White House spokesman Josh Earnest would not specifically comment Tuesday on the military flights. "It continues to be our view that the policy announced by the Chinese over weekend is unnecessarily inflammatory and has a destabilizing impact on the region," he told reporters traveling with Obama in Los Angeles.

The U.S. mission took place between about midnight Monday and 3 a.m. EST, said the officials, who requested anonymity because they were not authorized to speak by name about the flights. The flights were first reported by The Wall Street Journal.

China's move to further assert its territorial claims over the islands is not expected to immediately spark confrontations with foreign aircraft. Yet it fits a pattern of putting teeth behind China's claims and could potentially lead to dangerous encounters depending on how vigorously China enforces it — and how cautious it is when intercepting aircraft from Japan, the U.S. and other countries.

While enforcement is expected to start slowly, Beijing has a record of playing the long game, and analysts say they anticipate a gradual scaling-up of activity.

The declaration seems to have flopped as a foreign policy gambit. Analysts say Beijing may have miscalculated the forcefulness and speed with which its neighbors rejected its demands.

At least in the short term, the move undermines Beijing's drive for regional influence, said Bonnie Glaser, an Asia expert at the Center for Strategic and International Studies in Washington.

"It doesn't serve Chinese interests to have tensions with so many neighbors simultaneously," she said.

Denny Roy, a security expert at the East-West Center in Hawaii, said China's enforcement will likely be mostly rhetorical at first.

"The Chinese can now start counting and reporting what they call Japanese violations, while arguing that the Chinese side has shown great restraint by not exercising what they will call China's right to shoot, and arguing further that China cannot be so patient indefinitely," Roy said.

China also faces practical difficulties deriving from gaps in its air-to-air refueling and early warning and control capabilities, presenting challenges in both detecting foreign aircraft and keeping its planes in the air, according to Greg Waldron, Asia managing editor at Flightglobal magazine in Singapore.

Despite that, Beijing has shown no sign of backing down, just as it has continued to aggressively enforce its island claims in the South China Sea over the strong protests from its neighbors.
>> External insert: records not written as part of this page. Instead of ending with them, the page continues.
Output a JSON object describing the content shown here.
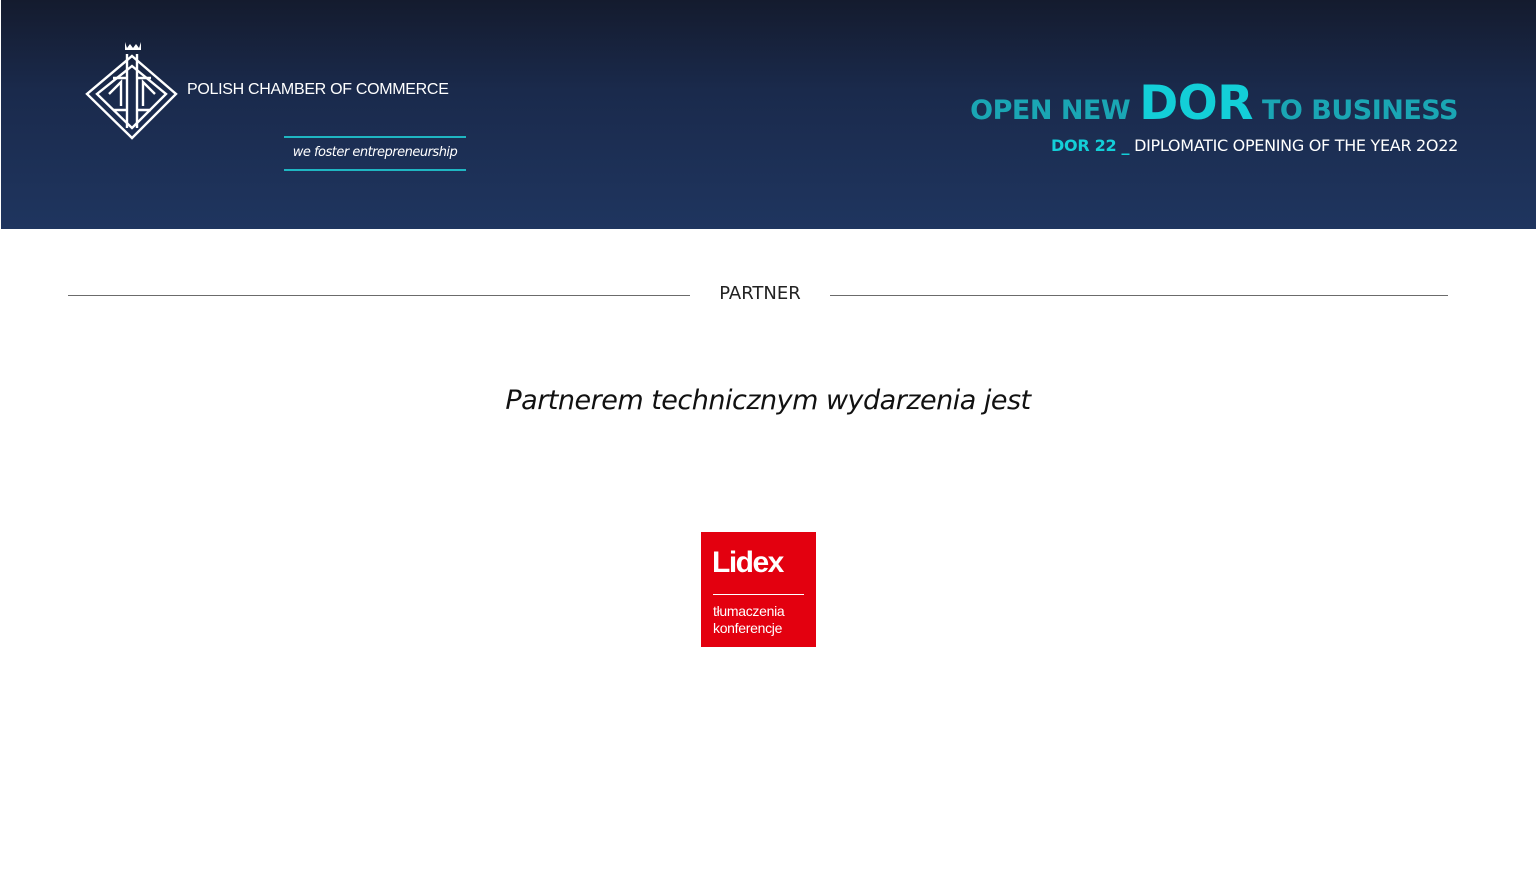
{
  "header": {
    "org_name": "POLISH CHAMBER OF COMMERCE",
    "tagline": "we foster entrepreneurship",
    "slogan": {
      "pre": "OPEN NEW",
      "highlight": "DOR",
      "post": "TO BUSINESS"
    },
    "subline": {
      "event_code": "DOR 22 _",
      "description": "DIPLOMATIC OPENING OF THE YEAR 2O22"
    },
    "logo_icon": "polish-chamber-emblem-icon"
  },
  "partner": {
    "section_title": "PARTNER",
    "intro_text": "Partnerem technicznym wydarzenia jest",
    "logo": {
      "name": "Lidex",
      "line1": "tłumaczenia",
      "line2": "konferencje",
      "color": "#e3000f"
    }
  },
  "colors": {
    "header_bg": "#1f355f",
    "accent_teal": "#13cfd8",
    "accent_teal_dark": "#1aa6b4"
  }
}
Tensions remain high with Tokyo over islands in the East China Sea called Senkaku by Japan and Daioyu by China. Beijing was incensed by Japan's September 2012 move to nationalize the chain, and Diaoyutai by Taiwan, which also claims them.

Since then, Chinese and Japanese coast guard ships have regularly confronted each other in surrounding waters. Japan further angered Beijing last month by threatening to shoot down unmanned Chinese drones that Beijing says it plans to send on surveillance missions over the islands.

Beijing's move was greeted rapturously by hardline Chinese nationalists, underscoring Beijing's need to assuage the most vocal facet of domestic public opinion. Strategically, it also serves to keep the island controversy alive in service of Beijing's goal of forcing Tokyo to accept that the islands are in dispute — a possible first step to joint administration or unilateral Chinese control over them.

Beijing was also responding in kind to Japan's strict enforcement of its own air defense zone in the East China Sea, said Dennis Blasko, an Asia analyst at think tank CNA's China Security Affairs Group and a former Army attache in Beijing.

The Japanese zone, in place since the 1960s, overlaps extensively with the newly announced Chinese zone. Japan, which keeps a public record of all foreign incursions into its zone, actually extended it westward by 14 miles in May.